L’intervention française au Bénin : signe d’une nouvelle politique de Paris en Afrique de l’Ouest
- Charlotte Touboul
- il y a 1 jour
- 3 min de lecture

À la demande des autorités de Cotonou, la France a apporté son aide aux forces
armées du Bénin, face à la tentative de putsch déjouée ce 7 décembre 2025. Après une
série de coups d’Etat qui a fragilisé l’influence de la France en Afrique de l’Ouest, cette
intervention militaire décidée par Emmanuel Macron possède une grande portée symbolique.
Une intervention française à forte portée symbolique face à une tentative de putsch au Bénin
En poste depuis presque dix ans, Patrice Talon, actuel président de la République du
Bénin, doit laisser sa place en avril 2026 au terme de ses deux mandats.
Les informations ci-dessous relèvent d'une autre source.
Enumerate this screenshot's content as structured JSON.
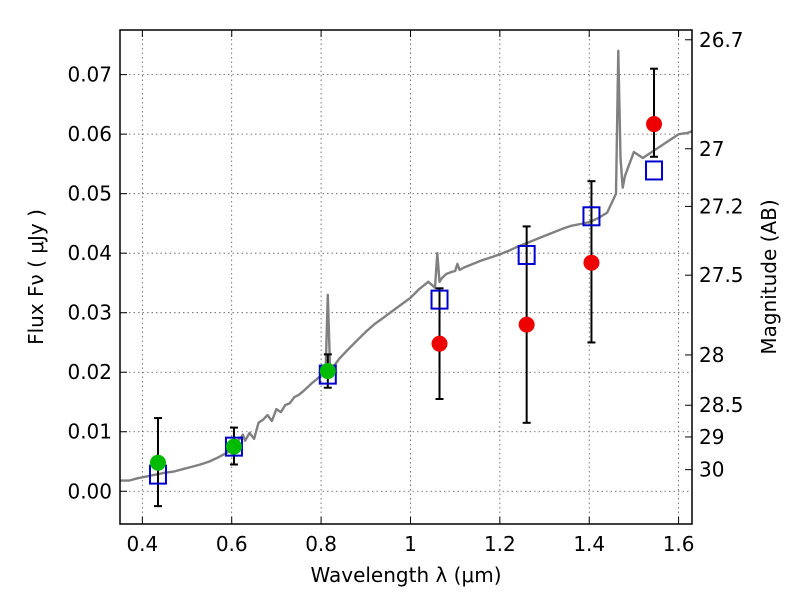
{
  "chart_data": {
    "type": "scatter",
    "title": "",
    "xlabel": "Wavelength  λ (μm)",
    "ylabel": "Flux  Fν  ( μJy )",
    "y2label": "Magnitude (AB)",
    "xlim": [
      0.35,
      1.63
    ],
    "ylim": [
      -0.0055,
      0.0775
    ],
    "grid": true,
    "x_ticks": [
      0.4,
      0.6,
      0.8,
      1.0,
      1.2,
      1.4,
      1.6
    ],
    "x_tick_labels": [
      "0.4",
      "0.6",
      "0.8",
      "1",
      "1.2",
      "1.4",
      "1.6"
    ],
    "y_ticks": [
      0.0,
      0.01,
      0.02,
      0.03,
      0.04,
      0.05,
      0.06,
      0.07
    ],
    "y_tick_labels": [
      "0.00",
      "0.01",
      "0.02",
      "0.03",
      "0.04",
      "0.05",
      "0.06",
      "0.07"
    ],
    "mag_ticks": [
      26.7,
      27,
      27.2,
      27.5,
      28,
      28.5,
      29,
      30
    ],
    "mag_tick_labels": [
      "26.7",
      "27",
      "27.2",
      "27.5",
      "28",
      "28.5",
      "29",
      "30"
    ],
    "colors": {
      "spectrum": "#808080",
      "model_squares": "#0000cc",
      "green_points": "#00bb00",
      "red_points": "#ee0000",
      "errorbars": "#000000"
    },
    "spectrum": {
      "x": [
        0.35,
        0.37,
        0.39,
        0.41,
        0.43,
        0.45,
        0.47,
        0.49,
        0.51,
        0.53,
        0.55,
        0.57,
        0.59,
        0.6,
        0.61,
        0.62,
        0.625,
        0.63,
        0.64,
        0.65,
        0.66,
        0.67,
        0.68,
        0.69,
        0.7,
        0.71,
        0.72,
        0.73,
        0.74,
        0.75,
        0.76,
        0.77,
        0.78,
        0.79,
        0.8,
        0.81,
        0.815,
        0.82,
        0.825,
        0.83,
        0.84,
        0.86,
        0.88,
        0.9,
        0.92,
        0.94,
        0.96,
        0.98,
        1.0,
        1.02,
        1.04,
        1.055,
        1.06,
        1.065,
        1.07,
        1.08,
        1.09,
        1.1,
        1.105,
        1.11,
        1.12,
        1.14,
        1.16,
        1.18,
        1.2,
        1.22,
        1.24,
        1.26,
        1.28,
        1.3,
        1.32,
        1.34,
        1.36,
        1.38,
        1.4,
        1.42,
        1.44,
        1.46,
        1.465,
        1.47,
        1.475,
        1.48,
        1.49,
        1.5,
        1.52,
        1.54,
        1.56,
        1.58,
        1.6,
        1.62,
        1.63
      ],
      "y": [
        0.0018,
        0.0018,
        0.0022,
        0.0025,
        0.0028,
        0.0031,
        0.0033,
        0.0037,
        0.0041,
        0.0045,
        0.005,
        0.0057,
        0.0065,
        0.0075,
        0.0082,
        0.009,
        0.0095,
        0.0085,
        0.0098,
        0.0088,
        0.0115,
        0.012,
        0.0128,
        0.0118,
        0.0138,
        0.0133,
        0.0145,
        0.0148,
        0.0158,
        0.0162,
        0.0168,
        0.0175,
        0.0182,
        0.0188,
        0.0195,
        0.0201,
        0.033,
        0.021,
        0.0205,
        0.0212,
        0.0222,
        0.0238,
        0.0253,
        0.0268,
        0.0281,
        0.0292,
        0.0303,
        0.0314,
        0.0325,
        0.034,
        0.0352,
        0.0342,
        0.04,
        0.0352,
        0.0358,
        0.0365,
        0.0368,
        0.037,
        0.0382,
        0.0372,
        0.0376,
        0.0382,
        0.0388,
        0.0393,
        0.0398,
        0.0404,
        0.0411,
        0.0417,
        0.0423,
        0.0429,
        0.0435,
        0.0441,
        0.0446,
        0.0449,
        0.0452,
        0.0459,
        0.0468,
        0.05,
        0.074,
        0.056,
        0.051,
        0.053,
        0.055,
        0.057,
        0.056,
        0.057,
        0.058,
        0.059,
        0.06,
        0.0602,
        0.0605
      ]
    },
    "model_squares": {
      "x": [
        0.435,
        0.605,
        0.815,
        1.065,
        1.26,
        1.405,
        1.545
      ],
      "y": [
        0.0028,
        0.0075,
        0.0196,
        0.0322,
        0.0397,
        0.0462,
        0.0539
      ]
    },
    "green_points": {
      "x": [
        0.435,
        0.605,
        0.815
      ],
      "y": [
        0.0048,
        0.0075,
        0.0202
      ],
      "err_low": [
        0.0073,
        0.003,
        0.0028
      ],
      "err_high": [
        0.0075,
        0.0032,
        0.0028
      ]
    },
    "red_points": {
      "x": [
        1.065,
        1.26,
        1.405,
        1.545
      ],
      "y": [
        0.0248,
        0.028,
        0.0384,
        0.0617
      ],
      "err_low": [
        0.0093,
        0.0165,
        0.0134,
        0.0055
      ],
      "err_high": [
        0.0093,
        0.0165,
        0.0137,
        0.0093
      ]
    }
  }
}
Le dimanche 7
décembre, des militaires ont alors fait irruption à la télévision pour y lire un message.
Représentant le « comité militaire pour la refondation » (CMR), ils ont annoncé un coup
d’Etat et proclamé le lieutenant-colonel Pascal Tigri comme leur chef. Ils revendiquent
notamment une dégradation de la sécurité au Bénin et un manque de libertés
fondamentales. Malgré un cadre politique stable et une économie en croissance, le Bénin fait face à de nombreux défis comme la pauvreté persistante, de grandes inégalités et les menaces sécuritaires de ses voisins qui ont été des facteurs politiques, économiques et sociaux importants de cette tentative de mutinerie.
Une tentative de coup d’État révélatrice des fragilités politiques, sociales et sécuritaires béninoises :
Cet événement intervient dans une Afrique de l’Ouest secouée par une forte instabilité politique depuis le début de la décennie avec des coups d’Etat au Mali, au Burkina Faso, au Niger, en Guinée et plus récemment, fin novembre, en Guinée-Bissau. Pour parvenir à reprendre le dessus sur la situation, les autorités béninoises ont ainsi fait appel aux pays voisins, et notamment au Nigeria, ainsi qu’à la Communauté économique des Etats
d’Afrique de l’Ouest (CEDEAO) qui a retrouvé son rôle d’instance régulatrice dans la sous-
région en déployant immédiatement des troupes au Bénin, rôle qui était largement fragilisé depuis 2020 à cause des différents coups d’Etats de la région.
La CEDEAO et les acteurs régionaux mobilisés dans un contexte d’instabilité ouest-africaine :
Mais cette fois-ci, pour la première fois depuis 2023, la France a également déployé
ses moyens militaires pour défendre Patrice Talon, un des chefs d’Etat africains les plus
proches d’Emmanuel Macron, la France et le Bénin étant notamment liés par des accords de coopération militaire depuis 1977, régulièrement mis à jour. Le rôle de la France a été principalement un soutien technique et logistique aux forces loyalistes béninoises et à l’action régionale. La France a officiellement fourni une aide en termes de surveillance, d’observation et de soutien logistique. En apportant son aide notamment en matière de renseignement au Nigeria et à la CEDEAO, la France s’aligne sur la puissance régionale, ce qui lui confère une légitimité par procuration, car elle agit en soutien à un mécanisme de sécurité africain.
Le retour militaire discret mais stratégique de la France aux côtés du Bénin :
Cette intervention de la part de la France peut être vue comme un tournant. En effet,
à force de ne pas réagir ces dernières années, Paris a perdu du terrain et une réelle prise de conscience de cet enjeu semble avoir eu lieu. Cette opération montre ainsi une politique française qui se veut fidèle à ses alliés et qui souhaite de nouveau gagner en influence dans la région tout en gardant profil bas. Par ailleurs, la France se devait de réagir puisque l’arrivée au pouvoir d’un putschiste hostile – tel que semblait l’être le lieutenant-colonel Pascal Tigri – au Bénin aurait été un nouveau revers sur le continent. Après le Mali, le Burkina Faso et le Niger, qui ont formé l’Alliance des Etats du Sahel (AES) et ont basculé du côté de la Russie, un retournement similaire de ce pays partenaire aurait constitué un bouleversement régional majeur. Il aurait notamment, avec le port de Cotonou, offert aux juntes sahéliennes le débouché maritime stratégique qu’elles cherchent tant. Si la France avait été priée par les gouvernements africains de fermer ses bases militaires dans les pays de l’AES, ainsi qu’au Tchad, Sénégal et à la Côte d’Ivoire, cette intervention au Bénin est la preuve que la France semble faire un retour sur le continent et utiliser certaines des bases, comme celle du Bénin, comme base de projection pour réagir.